You're arguing that resilience might be a better metric. Can we get into that a bit?

We need a balance of the two. So if we give up entirely worrying about efficiency, we'll get a stagnating economy. But we need to balance it with the idea of resilience. The systems that we're dealing with — the economy, a company, a community — need to be resilient over time, it needs to be resilient to shocks to the system, and if we just balance those two things, we would get fewer Pareto distributions. 

Can you give me a couple of examples of resilience in action?

We can take COVID. What was our position going into COVID? We had hospitals that had been dramatically reducing any notion of excess staffing of nurses — nurses are the most expensive part of an operating cost for hospitals — and let's make sure our storerooms aren't full of PPE that we aren't using and is taking up working capital. They were more efficient. 

But then when COVID comes along, you realize you're not resilient to that bump, and you're scrambling around for nurses [and] PPE. So while efficiency is good, you have to have a sense of how efficient do we want to be versus resilient. 

In When More in Not Better, management expert Roger Martin argues we need to balance efficiency with resilience. ( Business Review Press)

How is upping the ante on efficiency linked to short-term thinking, as opposed to thinking long-term over what is efficient in a broader sense? 

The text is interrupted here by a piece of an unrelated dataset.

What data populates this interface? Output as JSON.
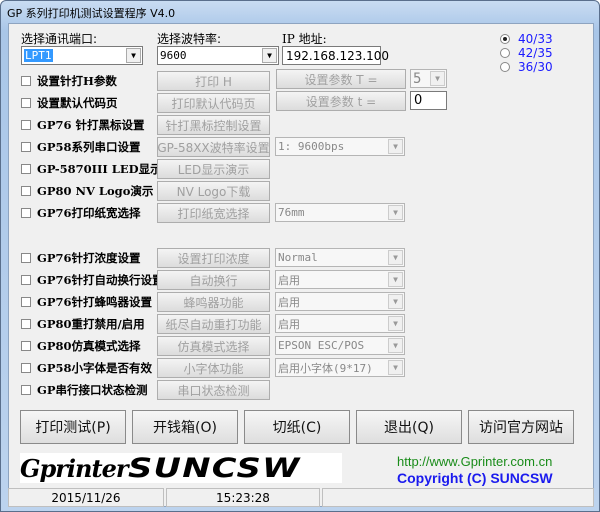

What we've done is taken a goal — more efficiency — and reduced it to proxies that we use to measure it. But we've been using proxies that are very short-term. 

So efficient staffing means [a] low wage bill, which means "keep our wages down." Now that will give you, against that proxy, a feeling that you're more efficient because you've cut wages. Now, long term, if that results in more tired employees, more frequent turnover, etc., your service level will go down much more dramatically than the costs have reduced, and you will be behind. 

So we do these things that seem to make sense in the short term, that turn out not to in the long term.